What is the best 32bit hash function for relatively short strings?
Strings are tag names that consist of English letters, numbers, spaces and some additional charact
That depends on your hardware.
On modern hardware, i.e. Intel/AMD with SSE4.2 or arm7 you should use the internal _mm_crc32_uxx
intrinsics, as they are optimal for short strings. (For long keys also, but then better use Adler's threaded version, as in zlib)
On old or unknown hardware, either run-time probe for the SSE4.2 or CRC32 feature or just use one if the simple good hash functions. E.g. Murmur2 or City
An overview of quality and performance is here: https://github.com/rurban/smhasher#smhasher
There are also all the implementations. Favored are https://github.com/rurban/smhasher/blob/master/crc32_hw.c and https://github.com/rurban/smhasher/blob/master/MurmurHash2.cpp
If you know the keys in advance, use a perfect hash, not a hash function. E.g. gperf or my phash: https://github.com/rurban/Perfect-Hash#name
Nowadays perfect hash generation via a c compiler is so fast, you can even create them on the fly, and dynaload it.
I'm not sure if it's the best choice, but here is a hash function for strings:
The Practice of Programming (HASH TABLES, pg. 57)

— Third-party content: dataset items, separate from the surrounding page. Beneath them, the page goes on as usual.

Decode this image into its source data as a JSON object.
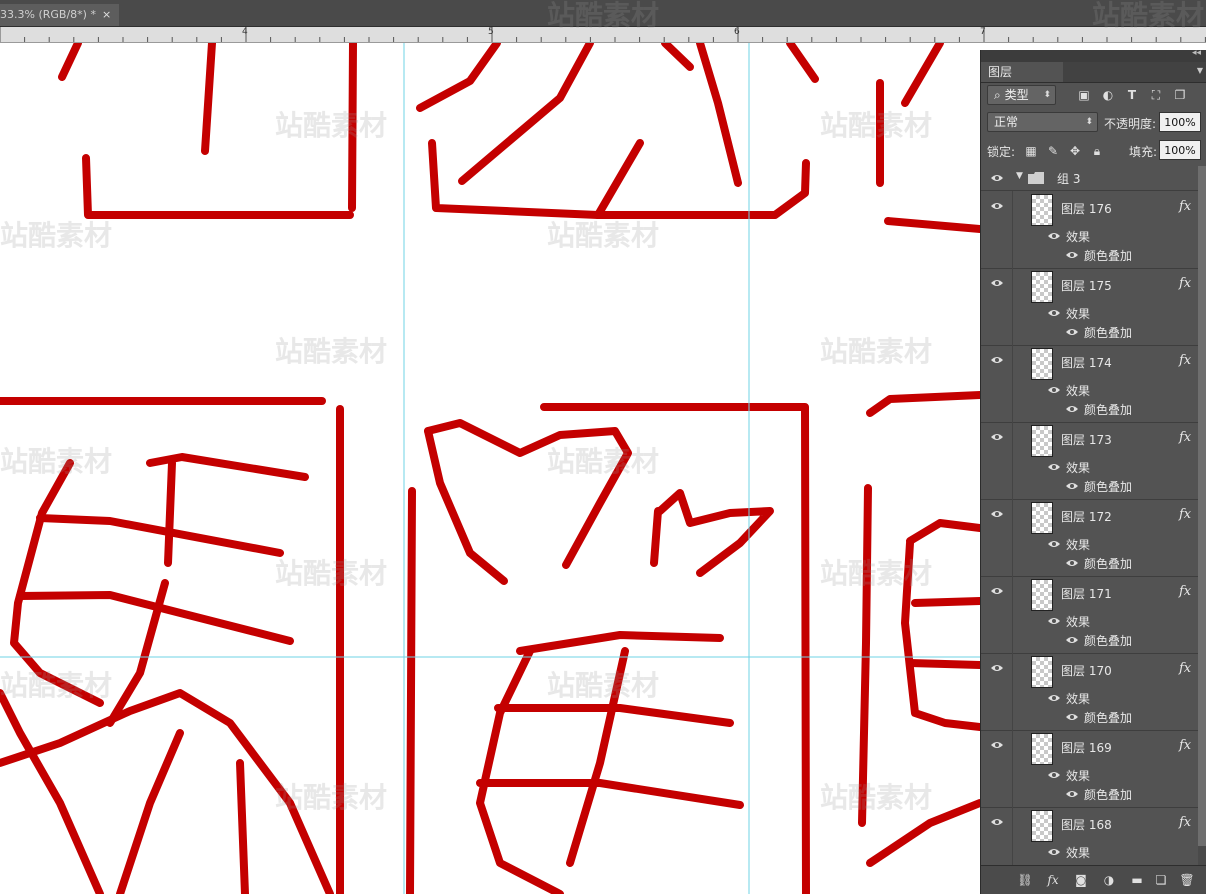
{
  "document_tab": {
    "title": "33.3% (RGB/8*) *",
    "close_glyph": "×"
  },
  "ruler": {
    "numbers": [
      "4",
      "5",
      "6",
      "7"
    ]
  },
  "watermark": {
    "text": "站酷素材"
  },
  "panel": {
    "tab_label": "图层",
    "filter": {
      "label": "类型",
      "icon": "search-icon"
    },
    "blend_mode": "正常",
    "opacity_label": "不透明度:",
    "opacity_value": "100%",
    "lock_label": "锁定:",
    "fill_label": "填充:",
    "fill_value": "100%",
    "group": {
      "name": "组 3"
    },
    "layers": [
      {
        "name": "图层 176",
        "fx": "fx",
        "effects_label": "效果",
        "effect": "颜色叠加"
      },
      {
        "name": "图层 175",
        "fx": "fx",
        "effects_label": "效果",
        "effect": "颜色叠加"
      },
      {
        "name": "图层 174",
        "fx": "fx",
        "effects_label": "效果",
        "effect": "颜色叠加"
      },
      {
        "name": "图层 173",
        "fx": "fx",
        "effects_label": "效果",
        "effect": "颜色叠加"
      },
      {
        "name": "图层 172",
        "fx": "fx",
        "effects_label": "效果",
        "effect": "颜色叠加"
      },
      {
        "name": "图层 171",
        "fx": "fx",
        "effects_label": "效果",
        "effect": "颜色叠加"
      },
      {
        "name": "图层 170",
        "fx": "fx",
        "effects_label": "效果",
        "effect": "颜色叠加"
      },
      {
        "name": "图层 169",
        "fx": "fx",
        "effects_label": "效果",
        "effect": "颜色叠加"
      },
      {
        "name": "图层 168",
        "fx": "fx",
        "effects_label": "效果",
        "effect": ""
      }
    ]
  },
  "colors": {
    "seal_red": "#c40000",
    "guide": "#6fd3e6",
    "panel_bg": "#535353"
  }
}
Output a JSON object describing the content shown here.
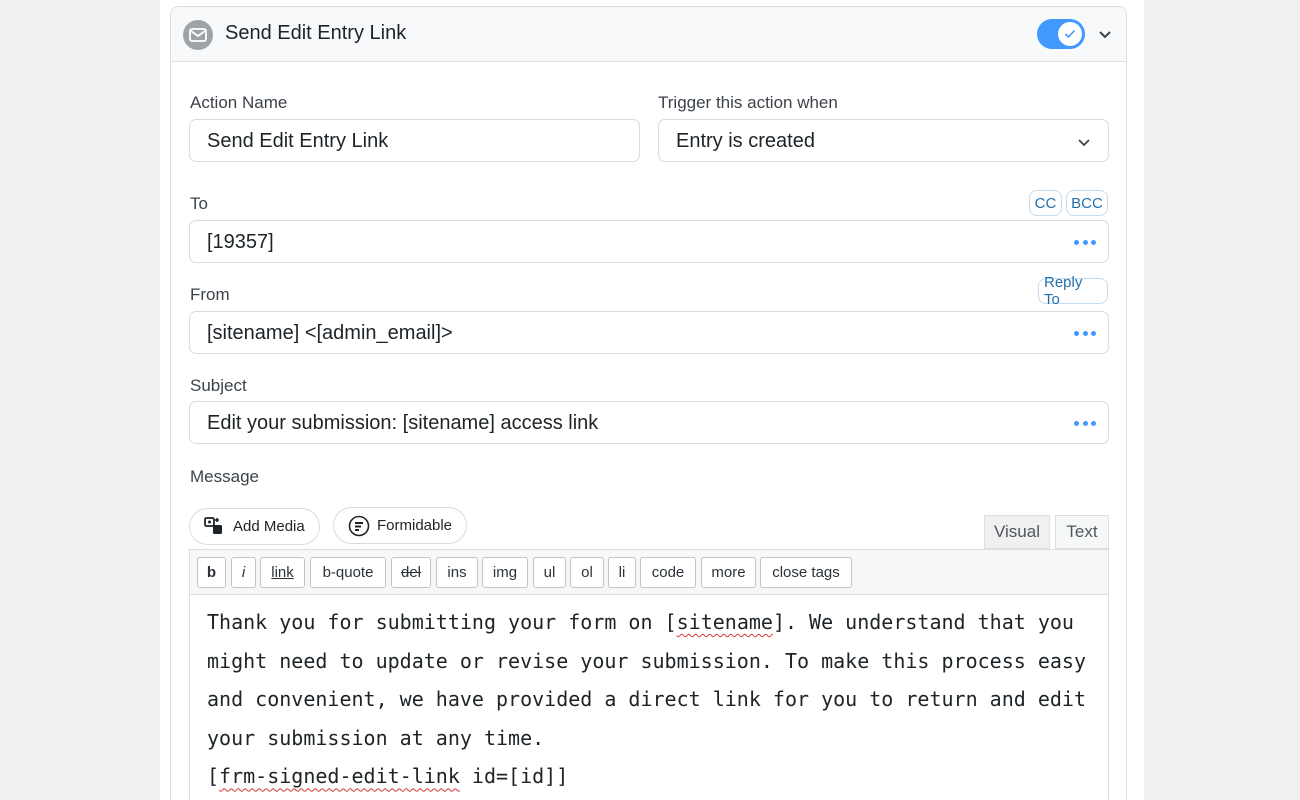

/* hash: compute hash value of string */
unsigned int hash(char *str)
{
unsigned int h;
unsigned char *p;
h = 0;
for (p = (unsigned char*)str; *p != '\0'; p++)
h = MULTIPLIER * h + *p;
return h; // or, h % ARRAY_SIZE;
}
Empirically, the values 31 and 37 have proven to be good choices for the multiplier in a hash function for ASCII strings.